In the end, it is clear that each of these proxies provides useful data — data that suggest that the warming observed in the twentieth century is unusual. But there are important caveats to keep in mind. First, inherent in each proxy technique are sources of uncertainty that limit its usefulness — and this uncertainty becomes more pronounced the further back in time we attempt to peer. Keeping that uncertainty in mind, responsible scientists must be guarded in making claims about the Earth’s past temperature, especially knowing that claims about our planet’s temperature history are connected to policy proposals under discussion.

Moreover, even if proxy techniques provided temperature information with no uncertainty, we would still have an insufficient number of geographically dispersed sources to make claims about past globally-averaged temperatures with anything approaching the confidence we have in today’s sensors. It takes dozens of carefully-monitored thermometers distributed throughout the world to have an accurate figure for our globally-averaged temperature; proxy sources can only provide a comparable resolution for about the past four centuries. Before around a.d. 1600, however, the errors compound so that any calculated measurement becomes suspect. Claims that 1998 was the hottest year in “at least a millennium,” as made in a paper in Geophysical Research Letters by climate researcher Michael E. Mann, or that “the world is now warmer than it’s been for 2,000 years,” as Philip Jones of the University of East Anglia claimed in an interview with BBC News Online, exceed the resolution of the data and are, at best, imprudent.

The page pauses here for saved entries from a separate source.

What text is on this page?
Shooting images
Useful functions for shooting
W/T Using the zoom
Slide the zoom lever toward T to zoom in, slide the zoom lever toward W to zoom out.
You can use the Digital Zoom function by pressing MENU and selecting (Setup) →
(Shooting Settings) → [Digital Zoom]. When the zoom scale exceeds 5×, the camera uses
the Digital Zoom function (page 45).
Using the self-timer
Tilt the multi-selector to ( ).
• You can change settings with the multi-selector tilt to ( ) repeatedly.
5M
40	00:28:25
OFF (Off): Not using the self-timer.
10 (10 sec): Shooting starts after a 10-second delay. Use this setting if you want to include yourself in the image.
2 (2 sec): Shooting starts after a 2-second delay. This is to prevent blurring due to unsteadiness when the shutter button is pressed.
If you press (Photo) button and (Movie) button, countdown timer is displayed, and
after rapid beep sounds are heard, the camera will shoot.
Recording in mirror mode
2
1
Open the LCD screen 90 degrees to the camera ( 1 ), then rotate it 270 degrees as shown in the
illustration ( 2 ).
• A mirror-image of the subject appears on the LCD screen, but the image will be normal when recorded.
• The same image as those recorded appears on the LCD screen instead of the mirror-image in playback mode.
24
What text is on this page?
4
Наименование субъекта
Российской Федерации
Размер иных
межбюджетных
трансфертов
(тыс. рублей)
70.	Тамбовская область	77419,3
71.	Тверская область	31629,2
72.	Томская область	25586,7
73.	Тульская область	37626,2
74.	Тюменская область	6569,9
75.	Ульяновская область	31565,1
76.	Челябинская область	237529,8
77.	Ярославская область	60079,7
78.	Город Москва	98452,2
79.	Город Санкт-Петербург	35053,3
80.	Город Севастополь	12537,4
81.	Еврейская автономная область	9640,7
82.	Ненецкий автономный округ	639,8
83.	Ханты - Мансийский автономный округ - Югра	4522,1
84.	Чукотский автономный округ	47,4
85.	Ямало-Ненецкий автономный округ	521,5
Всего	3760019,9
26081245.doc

As both the National Academy of Sciences and the U.N.’s Intergovernmental Panel on Climate Change have stated, the proxy techniques discussed here are sufficient to show with high confidence that there has been warming in the last century that is anomalous relative to what would have been expected based upon the natural variations of the geologically recent past — and human greenhouse-gas emissions are at least partly to blame. That said, the uncertainties of these techniques make them grossly insufficient to provide the basis for some of the more extreme claims that have been made. We have reason to be skeptical of both those who design elaborate hypotheses to explain away global warming and those who would have us panic.